Les attentats du 16 mai au Maroc planifiés en Espagne

7 octobre 2003 - 22h04 - Espagne - Ecrit par :

C’est un beau pavé dans la mare que lance le juge Baltazar Garzon qui est parti en croisade contre le réseau espagnol d’Al Qaïda. Le rapport rendu officiel le 24 septembre (et qui demeure secret dans
ses détails car gardé jalousement par l’Audience nationale de Madrid), précise que les attentats du 11 septembre 2001 ont été planifiés en Espagne par le groupe d’Abu Dahdah qui comptait aussi des Marocains dont cinq ont été arrêtés.

La préparation des attentats du 11 septembre, "qui ont fait plus de 3000 victimes, dont au moins une de nationalité espagnole (...), s’est déroulée en Espagne, à Tarragone", estime le juge Garzon dans son acte d’inculpation.
Les frères Benyaïch : Salaheddine, arrêté au Maroc dans le cadre des attentats du 16 mai, et Abdelaziz, écroué en Espagne, auraient, selon toute vraisemblance, joué un rôle central dans cette cellule, la même qui aurait préparé les attentats au Yémen. Salaheddine Benyaïch, alias Abu Muhgen, apparaît aujourd’hui comme l’une des figures de proue du réseau espagnol. Il est aussi la piste qui pourrait faire le lien entre l’Espagne et les attentats de Casablanca, entre le 16 mai et le 11 septembre, conclusion vers laquelle s’acheminent les enquêtes internationales.

L’histoire de ce vaste coup de filet espagnol commence par les turpitudes d’un jeune Marocain qui a décidé d’en découdre avec le destin du jihad dans le monde. “Notre lutte, le chemin de Dieu, ne s’arrête pas en Afghanistan”, est son credo. Salaheddine Benyaïch, qui met toujours en avant cette phrase, est convaincu que la guerre sainte n’avait pas une seule terre, mais plusieurs destinations.
C’est cette même détermination qui le mènera de la Bosnie à la Tchétchénie en passant par Tora Bora, Kandahar, le Pakistan, la Russie, le Daghestan, le Maroc et l’Espagne.
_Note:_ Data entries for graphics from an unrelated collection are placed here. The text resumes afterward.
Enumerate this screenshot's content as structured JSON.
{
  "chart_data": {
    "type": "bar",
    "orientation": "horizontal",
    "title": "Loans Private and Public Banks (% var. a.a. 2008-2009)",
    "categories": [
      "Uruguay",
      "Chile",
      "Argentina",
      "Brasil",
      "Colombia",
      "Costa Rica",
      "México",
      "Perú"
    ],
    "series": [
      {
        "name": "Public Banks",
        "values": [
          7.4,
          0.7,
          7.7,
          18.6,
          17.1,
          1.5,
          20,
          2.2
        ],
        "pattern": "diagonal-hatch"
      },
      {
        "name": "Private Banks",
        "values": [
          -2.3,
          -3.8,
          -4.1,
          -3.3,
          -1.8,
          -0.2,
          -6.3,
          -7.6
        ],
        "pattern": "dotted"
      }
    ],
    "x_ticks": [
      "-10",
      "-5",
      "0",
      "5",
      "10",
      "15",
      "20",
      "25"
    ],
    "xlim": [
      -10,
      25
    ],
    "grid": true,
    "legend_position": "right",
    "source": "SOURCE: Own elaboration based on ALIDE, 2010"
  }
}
Selon des sources proches du juge Baltazar Garzon qui a présenté fin septembre un rapport de 692 pages sur les cellules espagnoles d’Al Qaïda qui seraient au cœur des attentats du 11 septembre, des trois attentats du Yémen et du 16 mai, le Marocain Salaheddine Benyaïch apparaît aujourd’hui comme l’un des fidèles d’Oussama Ben Laden. Il a été cité à maintes reprises par les autres inculpés dans les enquêtes effectuées dans plusieurs pays, liées aux préparatifs des attentats du 11 septembre à New York et Washington.
C’est là la nouveauté dans un rapport (voir la Gazette du Maroc numéro 335) qui détaille les actes d’accusation de plus de 35 activistes proches du chef d’Al Qaïda. Et le rapport entre dans les détails. On y lit que Salaheddine Benyaïch, natif de Tanger, faisait partie des trois activistes les plus proches de Ben Laden. Ces derniers ont peaufiné l’installation de la plaque tournante que fut - et reste encore- l’Espagne pour Al Qaïda.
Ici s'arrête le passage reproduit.